Essential Systems for Expansion
Are you ready to hand over the keys?
When a business starts up, it’s natural for the owner to be the center of it because they need to carefully nurture an idea that’s in their head into a real company that can benefit a community of people. We call this a personality based business because every road leads back to one person who uses their personality and unspoken processes to influence, inspire, and manage both employees and customers.
But once a business identifies a compelling value proposition and taps into a sustainable revenue stream, it needs to expand beyond a personality based business to hire employees, capture a larger market share and improve profitability. Employees need to operate the business and the owner needs to get out of the way so the capacity to deliver customer value can dramatically increase beyond what the owner can personally achieve.
For a business to expand, it must become purpose and team based instead of personality based; meaning it relies on formalized systems and processes that support teams to achieve the purpose of an organization, which is to benefit a community of people.
Making this transition can be difficult because it requires the people at the core of a company to relinquish the controls they’ve used in the past and develop systems that allow others to take the wheel. Ever let a teenager drive your car while you’re sitting in the passenger seat? Imagine doing that with your business. What do you need to do to make sure everything continues working in ways that uphold your standards?
We’ve identified several types of systems that are essential for expansion.

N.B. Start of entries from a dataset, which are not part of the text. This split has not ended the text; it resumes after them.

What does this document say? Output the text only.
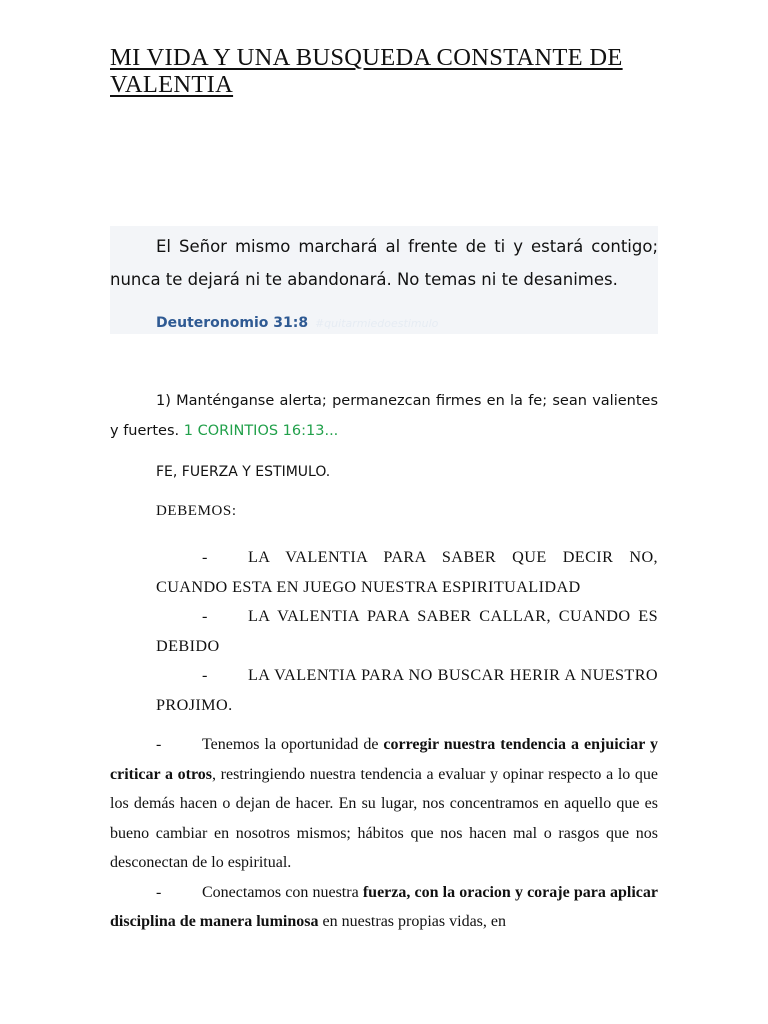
MI VIDA Y UNA BUSQUEDA CONSTANTE DE VALENTIA
El Señor mismo marchará al frente de ti y estará contigo; nunca te dejará ni te abandonará. No temas ni te desanimes.
Deuteronomio 31:8 #quitarmiedoestimulo
1) Manténganse alerta; permanezcan firmes en la fe; sean valientes y fuertes. 1 CORINTIOS 16:13...
FE, FUERZA Y ESTIMULO.
DEBEMOS:
- LA VALENTIA PARA SABER QUE DECIR NO, CUANDO ESTA EN JUEGO NUESTRA ESPIRITUALIDAD
- LA VALENTIA PARA SABER CALLAR, CUANDO ES DEBIDO
- LA VALENTIA PARA NO BUSCAR HERIR A NUESTRO PROJIMO.
-	Tenemos la oportunidad de corregir nuestra tendencia a enjuiciar y criticar a otros, restringiendo nuestra tendencia a evaluar y opinar respecto a lo que los demás hacen o dejan de hacer. En su lugar, nos concentramos en aquello que es bueno cambiar en nosotros mismos; hábitos que nos hacen mal o rasgos que nos desconectan de lo espiritual.
-	Conectamos con nuestra fuerza, con la oracion y coraje para aplicar disciplina de manera luminosa en nuestras propias vidas, en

Without customer value, profit isn’t possible. It’s the reason why a consumer will pay more than the production costs of a good or service. They pay more because the end result, the impact your business has on their lives, is worth the extra spend. A strong business needs systems in place to continually determine customer value and effectively deliver it.
There can be no ambiguity around the value employees need to deliver to customers, how they should deliver it, and their measures of success. There also shouldn’t be ambiguity around the value customers will and will not receive. A strong business has systems in place for executives to set clear expectations that protect everyone involved.
Employees and customers shouldn’t feel alienated by a business because there are no clear channels for communication. Making it difficult to communicate may protect your time, but it also shuts people out and ends relationships. Alternatively, over communicating can suck up what little time you have and leave you feeling exhausted when there’s still so much more work to do. There must be systems for employees and customers to effectively communicate with leadership and for leadership to communicate back.
Accountability & Recognition
Employees deserve to know when they’re doing a good job and when there’s need for improvement. Executives deserve to know how effective their organizations are at delivering value and generating profit. No one wants to be mediocre at their job. People want to be proud of what they do and recognized for their achievements. An excellent business has the systems in place, and the data to prove, its achievements.
Employees want much more than a paycheck out of work. They also care about their day to day experience in the workplace, the impact their hard work has on people’s lives, and how their job is setting them up for an excellent career. A strong business has systems in place to deliver this value to employees.
If your company is missing systems in any of these categories, then it isn’t structured to support you, your employees, or your customers. In fact, most likely the consequences of these deficiencies are forcing you to spend your time putting out fires instead of growing your business.